Bien sûr, il y a aussi Happy chanté par Keith, titre symbole de l’hédonisme ambiant, aussi savoureux qu’une glissade de bottleneck sur le manche de Mick Taylor. Excellence également du Stop Breaking Down emprunté à Robert Johnson, mais aussi du Shine A Light dont Marty Scorsese fera le titre de son film et du Soul Survivor qui vient terminer l’album. En réalité, les qualités brouillonnes d’Exile lui confèrent un statut d’album à passer en fond sonore délectable ou en matinée euphorique levée du pied droit, plutôt qu’à écouter religieusement en profondeur - à l’exception de Loving Cup. Souvent les membres du groupe utilisent l’expression "loose" pour parler de l’ambiance de travail, soit "relâchée" en français, et c’est bien ainsi qu’il faut apprécier le disque : de façon détendue, le corps en éveil, en relâchement total. Façon branleur qui vient de mater une heure de vidéos YouTube sur un sujet stupide (les koalas, les fractures ouvertes en skate, la drague dans les bars, peu importe), et qui fait un break dans sa journée de chômeur en buvant un Coca avec Rip This Joint à deux cents à l’heure sur la platine.

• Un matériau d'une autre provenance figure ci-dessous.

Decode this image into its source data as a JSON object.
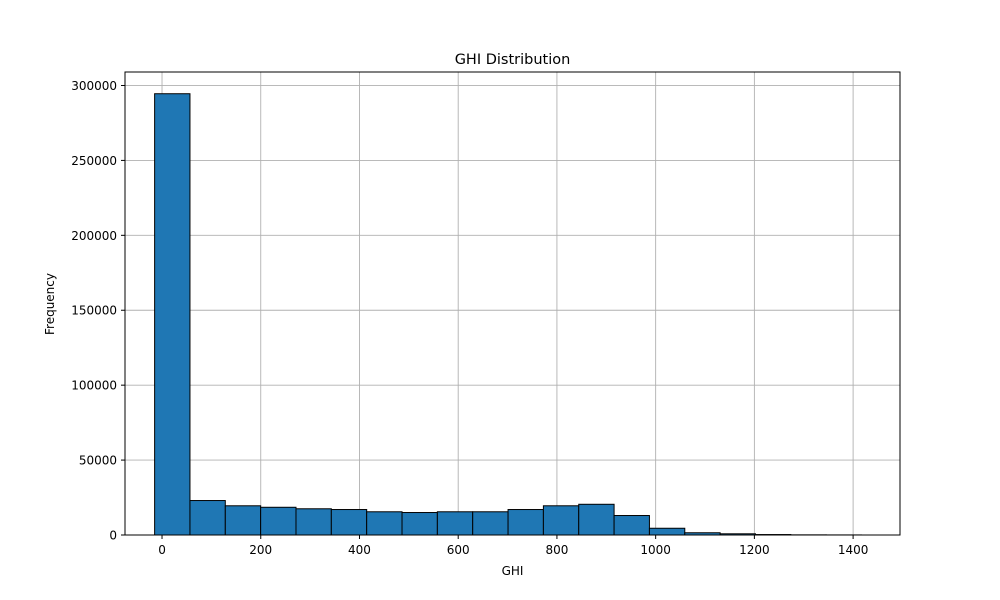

En pleine frénésie remasterienne, les Stones ont décidé en 2010 de redonner un coup de lustre à ce classique. Les plus riches d’entre nous pourront ainsi s’offrir le coffret Ultra Deluxe, qui contient les vinyles, les CD ainsi qu’un DVD (Stones in Exile, mais pas Cocksucker Blues) et un livret de 50 pages pour la modique somme de 136 euros. Ceux qui achèteront la version basique se contenteront du disque avec en bonus une dizaine de nouveaux titres. Oui, les fameux inédits ! Ceux que les fans connaissent déjà pour les avoir eu en bootlegs. En toute sincérité, ils ne présentent aucun intérêt... pour la simple raison que Mick Jagger a souhaité ré-enregistrer toutes ses parties de chant. Autant dire que c’est une horreur, on croirait entendre les Stones aujourd’hui. Bon, I’m Not Signifying nous rappelle juste combien le chanteur assure à l’harmonica sur tout Exile On Main St., détail important que nous avions omis de préciser plus haut. Certains kifferont d’entendre la voix de Keith Richards sur cette prise alternative de Soul Survivor, d’autres prendront leurs jambes à leur cou (en même temps, il faut bien avouer que c’est marrant de l’entendre chanter faux les conneries qui lui passent par la tête "yeaaah, I may be a fool, huhuh ooh you have my tool...").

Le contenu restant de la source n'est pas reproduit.